Aus dem ÖVP-SPÖ-NEOS Regierungsprogramm, S 98

Jede Menge Unklarheiten bei Zuwander:innen

Inwieweit eine unterhalb der Sozialhilfe liegende „Integrationsbeihilfe“, die auch nicht aufgestockt werden kann, für z.B. Asylberechtigte, die rechtlich mit Staats- und EU-Bürger:innen gleichzusetzen sind, überhaupt zulässig ist, ist eine weitere Frage. So sinnvoll, richtig und wichtig die vorgesehene Integrationsphase ist – hier sollen Deutschkurse, Wertekurse und eine Heranführung an den Arbeitsmarkt stattfinden -, so wichtig ist auch die finanzielle Absicherung in dieser Phase. Völlig unklar ist auch, wem diese „Integrationsbeihilfe“ überhaupt zusteht. Bereits Asylwerber:innen? Das käme teurer als die bisherige Grundversorgung. Erst Asylberechtigten? Da hätten wir das Problem der rechtlichen Ungleichbehandlung. Subsidiär Schutzberechtigten? Auch die sind überwiegend in der Grundversorgung (Ausnahme Wien). Jede Menge Unklarheiten. Jede Menge Fragen bei fehlenden Antworten.

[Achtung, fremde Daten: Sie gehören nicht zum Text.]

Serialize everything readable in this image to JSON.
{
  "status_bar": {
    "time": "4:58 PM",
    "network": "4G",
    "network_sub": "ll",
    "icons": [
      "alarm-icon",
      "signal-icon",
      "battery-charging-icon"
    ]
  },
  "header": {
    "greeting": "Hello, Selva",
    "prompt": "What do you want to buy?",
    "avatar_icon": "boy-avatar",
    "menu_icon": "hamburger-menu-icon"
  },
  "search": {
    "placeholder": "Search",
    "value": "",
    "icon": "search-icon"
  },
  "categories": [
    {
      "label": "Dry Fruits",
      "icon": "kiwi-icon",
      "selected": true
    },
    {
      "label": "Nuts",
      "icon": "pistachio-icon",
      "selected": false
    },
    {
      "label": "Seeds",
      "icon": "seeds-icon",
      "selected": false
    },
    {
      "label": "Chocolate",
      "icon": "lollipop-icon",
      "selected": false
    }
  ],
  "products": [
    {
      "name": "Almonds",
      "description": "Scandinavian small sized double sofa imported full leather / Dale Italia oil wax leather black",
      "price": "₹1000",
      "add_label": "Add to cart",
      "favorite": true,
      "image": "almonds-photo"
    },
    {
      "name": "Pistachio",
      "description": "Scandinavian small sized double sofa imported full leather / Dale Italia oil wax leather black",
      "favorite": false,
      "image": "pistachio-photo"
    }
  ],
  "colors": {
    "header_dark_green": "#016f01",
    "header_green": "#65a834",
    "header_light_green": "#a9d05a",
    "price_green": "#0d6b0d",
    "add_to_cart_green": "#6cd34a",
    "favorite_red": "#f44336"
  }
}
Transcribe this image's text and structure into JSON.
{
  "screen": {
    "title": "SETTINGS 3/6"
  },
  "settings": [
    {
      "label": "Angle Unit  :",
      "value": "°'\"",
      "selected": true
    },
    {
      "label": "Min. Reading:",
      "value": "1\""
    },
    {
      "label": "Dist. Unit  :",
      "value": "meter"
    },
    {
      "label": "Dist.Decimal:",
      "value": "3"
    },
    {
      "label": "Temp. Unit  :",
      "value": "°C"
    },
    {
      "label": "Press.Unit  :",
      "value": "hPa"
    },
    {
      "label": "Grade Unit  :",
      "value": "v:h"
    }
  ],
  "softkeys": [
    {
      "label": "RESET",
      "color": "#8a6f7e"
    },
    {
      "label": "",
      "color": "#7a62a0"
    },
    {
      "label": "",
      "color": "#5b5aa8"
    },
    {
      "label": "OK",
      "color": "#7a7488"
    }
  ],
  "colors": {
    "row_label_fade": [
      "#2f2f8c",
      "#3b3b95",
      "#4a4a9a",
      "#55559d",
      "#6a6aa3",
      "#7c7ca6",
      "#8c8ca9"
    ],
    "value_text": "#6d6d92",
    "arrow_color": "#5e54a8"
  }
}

Vermutlich, weil sich die verhandelnden Parteien selbst nicht einig waren …

Totalreform bleibt (bislang) aus

Ob es für eine Totalreform eine Verfassungsmehrheit – bislang ist die Sozialhilfe ja Ländersache – braucht, oder eine 15 a Vereinbarung zwischen Bund und Ländern reicht, wird am Umfang und Charakter der Reform liegen. Für eine Totalreform bleibt sie auf halber Strecke stehen: Denn wenn arbeitsfähige Sozialhilfebezieher:innen in die Arbeitslosenversicherung sollen, warum dann nicht konsequenterweise auch nicht-arbeitsfähige, gesundheitlich Beeinträchtigte bzw. Menschen mit Behinderung in die Pensionsversicherung mit ihren Reha-Angeboten? Warum sollen diese Menschen bei den Ländern bleiben? Und wie hat sich bis dahin die Kindergrundsicherung unabhängig von Willensbekundungen und Überschriften entwickelt?

Zusammenfassend: Unter grüner Regierungsbeteiligung wurden der schwarz-blauen Sozialhilfe wesentliche Giftzähne gezogen. Im neuen Regierungsprogramm ist dagegen eine Reform geplant, die Risiken massiver Verschlechterungen in sich birgt. Das Regierungsprogramm ist unklar und widersprüchlich, es bleiben mehr Fragen offen als beantwortet werden. Das zentrale Ziel einer funktionierenden Sozialhilfe,  nämlich die Armutsbekämpfung, bleibt – man möchte fast sagen bezeichnenderweise – weitgehend unerwähnt. Keine guten Voraussetzungen für eine Sozialhilfe NEU, die diesen Namen auch verdient.